Dr Paul Taylor of the Warburg Institute writes:

Fig. 1. Mystery roundel. © C. J. Berserik

Fig. 1. Mystery roundel. © C. J. Berserik

This month’s puzzle is difficult to resolve with any certainty, especially since the face of the main standing figure is missing. Other features of the design are equally perplexing, for example, the kneeling woman’s left arm is missing, and the judge’s hand seems awkwardly close to her head.

One possibility is that the roundel shows a scene from the Life of St Barbara. In the background of the composition a woman is being incarcerated in a tower.

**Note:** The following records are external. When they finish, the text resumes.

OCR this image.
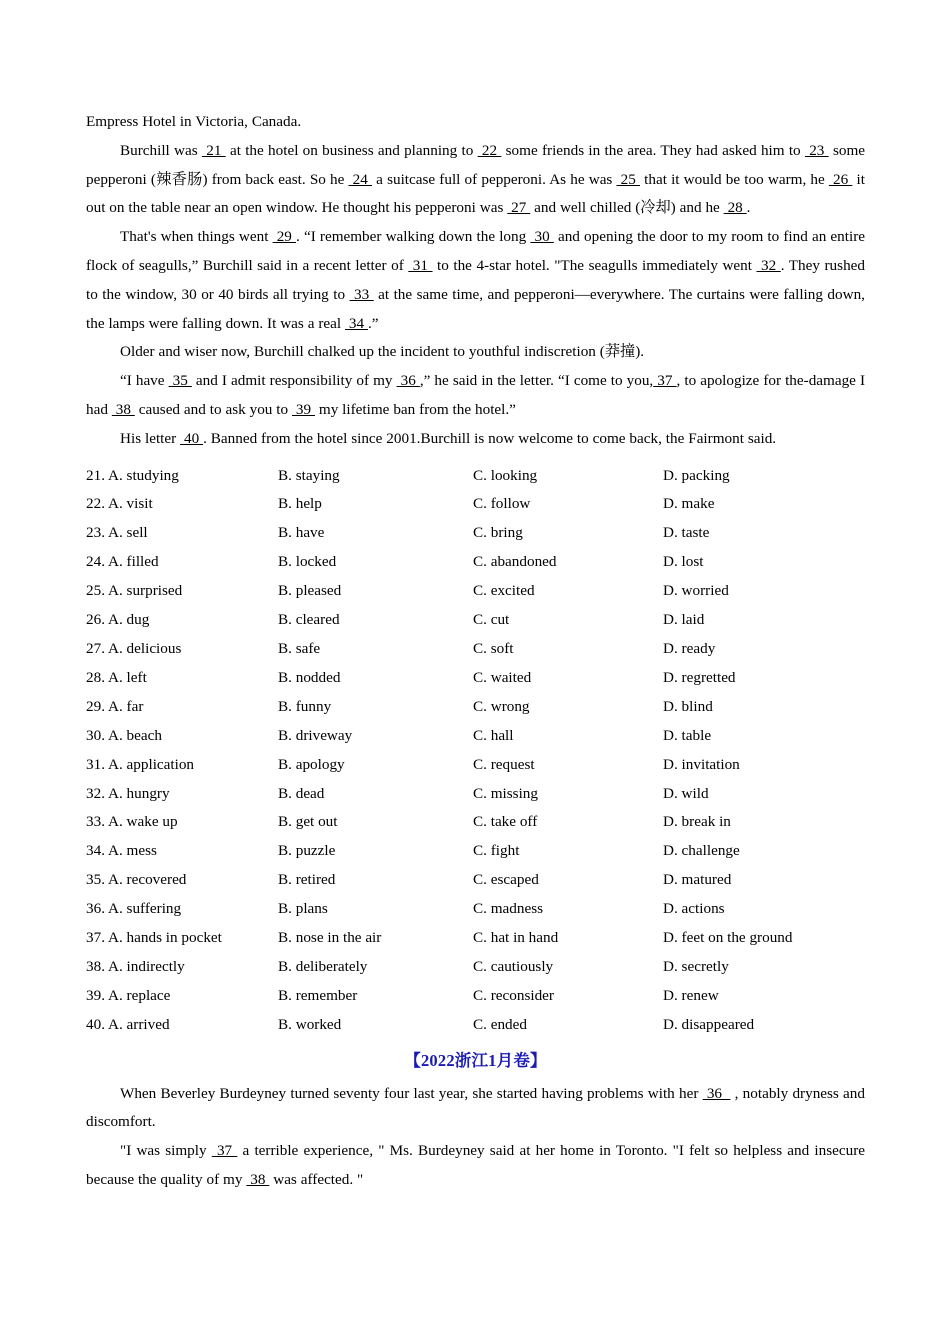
Empress Hotel in Victoria, Canada.

Burchill was  21  at the hotel on business and planning to  22  some friends in the area. They had asked him to  23  some pepperoni (辣香肠) from back east. So he  24  a suitcase full of pepperoni. As he was  25  that it would be too warm, he  26  it out on the table near an open window. He thought his pepperoni was  27  and well chilled (冷却) and he  28 .

That's when things went  29 . “I remember walking down the long  30  and opening the door to my room to find an entire flock of seagulls,” Burchill said in a recent letter of  31  to the 4-star hotel. "The seagulls immediately went  32 . They rushed to the window, 30 or 40 birds all trying to  33  at the same time, and pepperoni—everywhere. The curtains were falling down, the lamps were falling down. It was a real  34 .”

Older and wiser now, Burchill chalked up the incident to youthful indiscretion (莽撞).

“I have  35  and I admit responsibility of my  36 ,” he said in the letter. “I come to you, 37 , to apologize for the-damage I had  38  caused and to ask you to  39  my lifetime ban from the hotel.”

His letter  40 . Banned from the hotel since 2001.Burchill is now welcome to come back, the Fairmont said.

21. A. studying	B. staying	C. looking	D. packing
22. A. visit	B. help	C. follow	D. make
23. A. sell	B. have	C. bring	D. taste
24. A. filled	B. locked	C. abandoned	D. lost
25. A. surprised	B. pleased	C. excited	D. worried
26. A. dug	B. cleared	C. cut	D. laid
27. A. delicious	B. safe	C. soft	D. ready
28. A. left	B. nodded	C. waited	D. regretted
29. A. far	B. funny	C. wrong	D. blind
30. A. beach	B. driveway	C. hall	D. table
31. A. application	B. apology	C. request	D. invitation
32. A. hungry	B. dead	C. missing	D. wild
33. A. wake up	B. get out	C. take off	D. break in
34. A. mess	B. puzzle	C. fight	D. challenge
35. A. recovered	B. retired	C. escaped	D. matured
36. A. suffering	B. plans	C. madness	D. actions
37. A. hands in pocket	B. nose in the air	C. hat in hand	D. feet on the ground
38. A. indirectly	B. deliberately	C. cautiously	D. secretly
39. A. replace	B. remember	C. reconsider	D. renew
40. A. arrived	B. worked	C. ended	D. disappeared
【2022浙江1月卷】

When Beverley Burdeyney turned seventy four last year, she started having problems with her  36   , notably dryness and discomfort.

"I was simply  37  a terrible experience, " Ms. Burdeyney said at her home in Toronto. "I felt so helpless and insecure because the quality of my  38  was affected. "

Barbara was shut in a tower by her father, and this became one of her attributes in art.

When Barbara converted to Christianity her father led her before a judge who tried to make her worship idols; this she refused to do, leading to her torture and execution. You can read the whole story online in the Medieval Sourcebook

This then could be the scene of Barbara being brought before the judge. But where is Barbara? My guess is that she is the person whose head has been restored as a male, but who must be female, given her floor-length dress. She is the only one who is not kneeling before the judge, because, as a Christian, she does not recognise his authority. The kneeling figure who appears to be holding her by the arm must then be her father. The other woman presumably is her mother, although she does not appear in the standard account in the Golden Legend; perhaps instead she is meant to be one of the servants mentioned in the text.

I don’t feel entirely confident about this identification, but it seems like a theory worth running with.